Солнце большого лепрозория клонилось к закату. Заросшие грязными ветками ядовитых комментариев ямы заминусованных постов простирались до самого горизонта, на немногочисленных пустырях грудами валялись агитки прошлых выборов и слитые замены. Кое–где копошились леперы, не поднимая головы, они переползали от ямы к яме, падали туда, сцепившись друг в друга и вновь выбирались едва живые, чтобы ползти к следующей. Даже через защитное стекло смотровой рубки чувствовался тошнотворный запах протухших драм и много раз переваренного контента. На границе мусорной пустыни и покрытой туманом Той лепрой медленно росли чебуречные посты, напоминающие вымирающие муравейники, каждый новый заметно не дотягивал до предыдущего.

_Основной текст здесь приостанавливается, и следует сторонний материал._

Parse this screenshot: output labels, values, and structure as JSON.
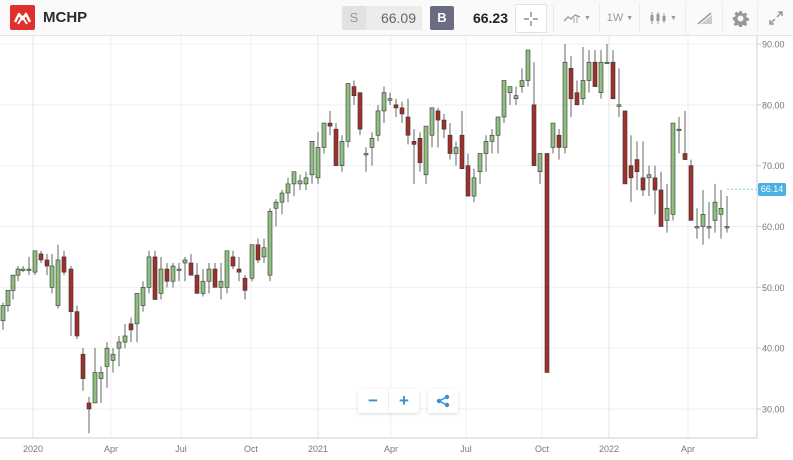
{
  "header": {
    "logo": "microchip-logo-icon",
    "ticker": "MCHP",
    "sell_label": "S",
    "sell_price": "66.09",
    "buy_label": "B",
    "buy_price": "66.23",
    "tools": {
      "crosshair": "crosshair-icon",
      "chart_type_line": "line-chart-icon",
      "interval": "1W",
      "candle_type": "candlestick-icon",
      "drawing": "drawing-tools-icon",
      "settings": "gear-icon",
      "fullscreen": "expand-icon"
    }
  },
  "current_price_tag": "66.14",
  "controls": {
    "zoom_out": "−",
    "zoom_in": "+",
    "share": "share-icon"
  },
  "colors": {
    "up": "#8fbf7f",
    "down": "#a0312a",
    "accent": "#4ab0e0",
    "logo": "#e0302d",
    "grid": "#efefef"
  },
  "chart_data": {
    "type": "candlestick",
    "title": "MCHP",
    "interval": "1W",
    "xlabel": "",
    "ylabel": "",
    "ylim": [
      25,
      91
    ],
    "grid": true,
    "y_ticks": [
      "90.00",
      "80.00",
      "70.00",
      "60.00",
      "50.00",
      "40.00",
      "30.00"
    ],
    "x_ticks": [
      {
        "label": "2020",
        "x": 33
      },
      {
        "label": "Apr",
        "x": 111
      },
      {
        "label": "Jul",
        "x": 181
      },
      {
        "label": "Oct",
        "x": 251
      },
      {
        "label": "2021",
        "x": 318
      },
      {
        "label": "Apr",
        "x": 391
      },
      {
        "label": "Jul",
        "x": 466
      },
      {
        "label": "Oct",
        "x": 542
      },
      {
        "label": "2022",
        "x": 609
      },
      {
        "label": "Apr",
        "x": 688
      }
    ],
    "candles": [
      [
        3,
        44.5,
        47.5,
        43,
        47
      ],
      [
        8,
        47,
        49.5,
        46,
        49.5
      ],
      [
        13,
        49.5,
        52,
        48,
        52
      ],
      [
        18,
        52,
        53.5,
        51,
        53
      ],
      [
        23,
        53,
        53.5,
        52.5,
        53
      ],
      [
        29,
        53,
        55,
        52,
        53
      ],
      [
        35,
        52.5,
        56,
        52,
        56
      ],
      [
        41,
        55.5,
        56,
        54,
        54.5
      ],
      [
        47,
        54.5,
        55.5,
        52,
        53.5
      ],
      [
        52,
        50,
        55.5,
        49,
        53.5
      ],
      [
        58,
        47,
        57,
        46.5,
        54.5
      ],
      [
        64,
        55,
        56,
        52,
        52.5
      ],
      [
        71,
        53,
        53.5,
        42,
        46
      ],
      [
        77,
        46,
        47,
        41.5,
        42
      ],
      [
        83,
        39,
        40,
        33,
        35
      ],
      [
        89,
        31,
        32,
        26,
        30
      ],
      [
        95,
        31,
        40,
        31,
        36
      ],
      [
        101,
        35,
        37,
        31,
        36
      ],
      [
        107,
        37,
        41,
        33.5,
        40
      ],
      [
        113,
        38,
        40,
        36,
        39
      ],
      [
        119,
        40,
        42,
        37,
        41
      ],
      [
        125,
        41,
        44,
        40,
        42
      ],
      [
        131,
        44,
        45,
        41,
        43
      ],
      [
        137,
        44,
        48,
        41,
        49
      ],
      [
        143,
        47,
        51,
        46,
        50
      ],
      [
        149,
        50,
        56,
        49,
        55
      ],
      [
        155,
        55,
        56,
        48,
        48
      ],
      [
        161,
        49,
        55,
        48,
        53
      ],
      [
        167,
        53,
        54,
        50,
        51
      ],
      [
        173,
        51,
        54,
        50,
        53.5
      ],
      [
        179,
        53,
        54,
        51,
        53
      ],
      [
        185,
        54,
        55,
        51,
        54.5
      ],
      [
        191,
        54,
        55.5,
        52,
        52
      ],
      [
        197,
        52,
        54,
        51,
        49
      ],
      [
        203,
        49,
        53,
        48.5,
        51
      ],
      [
        209,
        51,
        54,
        49,
        53
      ],
      [
        215,
        53,
        54,
        50,
        50
      ],
      [
        221,
        50,
        54,
        48,
        51
      ],
      [
        227,
        50,
        56,
        49,
        56
      ],
      [
        233,
        55,
        56,
        53,
        53.5
      ],
      [
        239,
        53,
        55,
        51,
        52.5
      ],
      [
        245,
        51.5,
        52,
        48,
        49.5
      ],
      [
        252,
        51.5,
        57,
        51,
        57
      ],
      [
        258,
        57,
        58,
        54,
        54.5
      ],
      [
        264,
        55,
        58,
        54,
        56.5
      ],
      [
        270,
        52,
        63,
        51,
        62.5
      ],
      [
        276,
        63,
        64.5,
        60,
        64
      ],
      [
        282,
        64,
        66,
        62,
        65.5
      ],
      [
        288,
        65.5,
        68,
        64,
        67
      ],
      [
        294,
        67,
        68,
        65,
        69
      ],
      [
        300,
        67,
        68.5,
        66,
        67.5
      ],
      [
        306,
        67,
        69,
        66,
        68
      ],
      [
        312,
        68.5,
        74,
        67,
        74
      ],
      [
        318,
        68,
        75.5,
        67,
        73
      ],
      [
        324,
        73,
        77,
        72,
        77
      ],
      [
        330,
        77,
        79,
        75,
        76.5
      ],
      [
        336,
        76,
        77,
        71,
        70
      ],
      [
        342,
        70,
        75,
        69,
        74
      ],
      [
        348,
        74,
        82,
        73,
        83.5
      ],
      [
        354,
        83,
        84,
        80,
        81.5
      ],
      [
        360,
        82,
        81,
        75,
        76
      ],
      [
        366,
        72,
        73,
        69,
        72
      ],
      [
        372,
        73,
        75.5,
        70,
        74.5
      ],
      [
        378,
        75,
        80,
        74,
        79
      ],
      [
        384,
        79,
        83,
        77,
        82
      ],
      [
        390,
        81,
        82,
        80,
        81
      ],
      [
        396,
        80,
        81,
        78,
        79.5
      ],
      [
        402,
        79.5,
        80.5,
        77,
        78.5
      ],
      [
        408,
        78,
        81,
        73.5,
        75
      ],
      [
        414,
        74,
        76,
        67,
        73.5
      ],
      [
        420,
        74.5,
        75.5,
        69,
        70.5
      ],
      [
        426,
        68.5,
        76,
        67,
        76.5
      ],
      [
        432,
        75,
        79.5,
        73,
        79.5
      ],
      [
        438,
        79,
        79.5,
        73,
        77.5
      ],
      [
        444,
        77.5,
        78.5,
        74.5,
        76
      ],
      [
        450,
        75,
        77,
        71,
        72
      ],
      [
        456,
        72,
        74,
        70,
        73
      ],
      [
        462,
        75,
        79,
        73,
        69.5
      ],
      [
        468,
        70,
        72,
        65,
        65
      ],
      [
        474,
        65,
        69.5,
        64,
        68
      ],
      [
        480,
        69,
        70,
        67,
        72
      ],
      [
        486,
        72,
        75,
        69,
        74
      ],
      [
        492,
        74,
        76,
        72,
        75
      ],
      [
        498,
        75,
        77,
        72,
        78
      ],
      [
        504,
        78,
        84,
        77,
        84
      ],
      [
        510,
        82,
        83,
        80,
        83
      ],
      [
        516,
        81,
        83,
        80,
        81.5
      ],
      [
        522,
        83,
        86,
        82,
        84
      ],
      [
        528,
        84,
        89,
        83,
        89
      ],
      [
        534,
        80,
        87,
        79,
        70
      ],
      [
        540,
        69,
        69,
        67,
        72
      ],
      [
        547,
        72,
        72,
        36,
        36
      ],
      [
        553,
        73,
        76,
        72,
        77
      ],
      [
        559,
        75,
        76,
        71,
        73
      ],
      [
        565,
        73,
        90,
        72,
        87
      ],
      [
        571,
        86,
        88,
        78,
        81
      ],
      [
        577,
        82,
        84,
        81,
        80
      ],
      [
        583,
        81,
        89.5,
        80,
        84
      ],
      [
        589,
        84,
        89,
        82,
        87
      ],
      [
        595,
        87,
        89,
        83,
        83
      ],
      [
        601,
        82,
        89,
        81,
        87
      ],
      [
        607,
        87,
        90,
        87,
        87
      ],
      [
        613,
        87,
        89,
        81,
        81
      ],
      [
        619,
        80,
        86,
        78,
        80
      ],
      [
        625,
        79,
        78,
        67,
        67
      ],
      [
        631,
        70,
        75,
        64,
        68
      ],
      [
        637,
        71,
        74,
        66,
        69
      ],
      [
        643,
        68,
        74,
        65,
        66
      ],
      [
        649,
        68,
        70,
        65,
        68.5
      ],
      [
        655,
        68,
        70,
        62,
        66
      ],
      [
        661,
        66,
        69,
        62,
        60
      ],
      [
        667,
        61,
        67,
        59,
        63
      ],
      [
        673,
        62,
        77,
        61,
        77
      ],
      [
        679,
        76,
        78,
        72,
        76
      ],
      [
        685,
        72,
        79,
        71,
        71
      ],
      [
        691,
        70,
        71,
        61,
        61
      ],
      [
        697,
        60,
        63,
        58,
        60
      ],
      [
        703,
        60,
        66,
        57,
        62
      ],
      [
        709,
        60,
        64,
        58,
        60
      ],
      [
        715,
        61,
        67,
        59,
        64
      ],
      [
        721,
        62,
        66,
        58,
        63
      ],
      [
        727,
        60,
        65,
        59,
        60
      ]
    ]
  }
}
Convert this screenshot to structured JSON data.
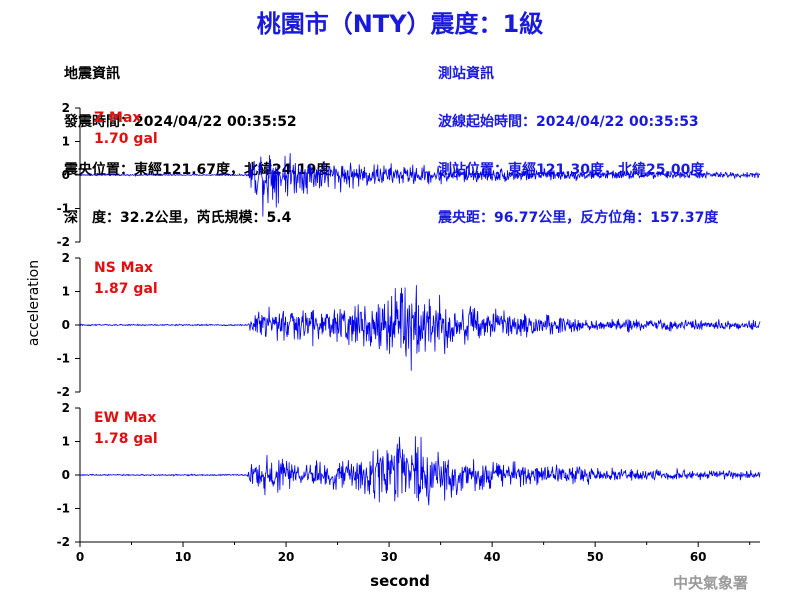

Капитан угрюмо посмотрел на глагне сквозь радиационные фильтры. "Охлолпушокек!", — донеслось из ближайшей ямы. "Бгг! Бгг!", — вяло отреагировала соседняя группа леперов, отбиваясь от нападающего парадокса. Капитан был уверен, что и эта форма жизни на лепре вымерла, но как видно, старая модель где–то нашла запасы энергии и вернулась в поисках пищи. Он встал, выпрямился, размяв спину. Утренние вахты в последнее время были спокойными, девитята не объявлялись уже несколько лет, ветеранов диванных войн остались единицы, в целом, вымирающая популяция илитарного блога опасности не представляла даже во время недельного двач–режима.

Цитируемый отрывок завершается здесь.